I have this (non?) linear programming problem which am not sure on how to go about solving it. So i have the following variables x,y and their bounds:
x_lower=[0,0,0,0,0,0]
x_upper=[100,20,50,200,10,50]
list_y=[1.41,1.42,5.60,5.70,8.60,8.80]
I want to pass these through the following terms:
back_true=(x*y)
back_false=(-x*y/y)
lay_true=(x+x*(y-1)**(-1))
lay_false=(-x*y/y)
where x is a random integer with bounds 0 and term x_upper[i] and is paired with a term 'y' from list_y[i]
This is in order to get the combination of x's that minimizes the difference between the maximum of the sums of the terms in the three lists while keeping the minimum value of each sum result non-negative.

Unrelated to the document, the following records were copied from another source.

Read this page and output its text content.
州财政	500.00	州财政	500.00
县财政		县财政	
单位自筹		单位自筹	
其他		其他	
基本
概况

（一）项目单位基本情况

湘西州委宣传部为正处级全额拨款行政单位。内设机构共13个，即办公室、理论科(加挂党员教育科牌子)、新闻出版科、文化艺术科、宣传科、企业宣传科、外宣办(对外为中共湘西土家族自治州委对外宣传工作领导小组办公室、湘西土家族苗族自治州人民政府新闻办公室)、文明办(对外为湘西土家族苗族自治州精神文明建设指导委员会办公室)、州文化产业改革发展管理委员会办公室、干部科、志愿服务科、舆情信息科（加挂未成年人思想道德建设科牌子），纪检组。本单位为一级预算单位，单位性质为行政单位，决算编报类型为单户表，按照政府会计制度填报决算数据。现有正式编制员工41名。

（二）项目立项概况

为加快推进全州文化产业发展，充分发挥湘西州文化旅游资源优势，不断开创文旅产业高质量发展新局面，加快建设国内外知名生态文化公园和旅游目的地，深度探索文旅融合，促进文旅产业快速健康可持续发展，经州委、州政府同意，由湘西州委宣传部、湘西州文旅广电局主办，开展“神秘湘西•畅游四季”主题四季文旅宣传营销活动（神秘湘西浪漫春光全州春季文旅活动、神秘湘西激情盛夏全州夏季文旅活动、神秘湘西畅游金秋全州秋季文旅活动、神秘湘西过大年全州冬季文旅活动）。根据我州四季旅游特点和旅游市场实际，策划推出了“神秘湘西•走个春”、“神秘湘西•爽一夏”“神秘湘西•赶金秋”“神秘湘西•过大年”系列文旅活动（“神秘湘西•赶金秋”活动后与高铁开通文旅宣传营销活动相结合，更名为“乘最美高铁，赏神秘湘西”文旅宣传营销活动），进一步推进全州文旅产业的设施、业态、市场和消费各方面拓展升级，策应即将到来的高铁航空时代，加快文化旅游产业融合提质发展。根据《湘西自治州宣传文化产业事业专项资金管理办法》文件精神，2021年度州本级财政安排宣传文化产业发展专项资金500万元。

res=[back_true[0],lay_false[1],back_false[2],lay_true[3],back_false[4],lay_true[5]]
res2=[back_false[0],lay_true[1],back_true[2],lay_false[3],back_false[4],lay_true[5]]
res3=[back_false[0],lay_true[1],back_false[2],lay_true[3],back_true[4],lay_false[5]])
the maximum of each would therefore be given by using the the following lsits paired with list_y:
for x in [100,0,0,200,0,50] >>> res = 439.9634 (max); res2 = -13.59 ; res3 = -159.362
for x in [0,20,50,0,0,50] >>> res = -243.59 ; res2 = 404.0293 (max); res3 = -182.381
for x in [0,20,0,50,200,0] >>> res= 92.5531; res2 = -32.381; res3 = 1848.257 (max)
sum(res (max),res2 (max) ,res3 (max))= 2692.25
i want to get the combination which minimizes the sum of the max values for the three res terms. As you can see what maximizes the term for one violates the non negative constraint in at least one other.
I not only want to keep these all above zero but get the highest possible sum of the three 'res' terms, that is:
find list of combinations of 'x' that mininimizes [sum(res,res2,res3) (maxes) minus sum(res,res2,res3) using x combination], while each of res, res2, res3 >=0
Does any one know how i could go about this?
I was playing round with linprog from scipy optimize but it doesn't seem to take more complex terms like the ones i want to use so not sure if i can use this for it.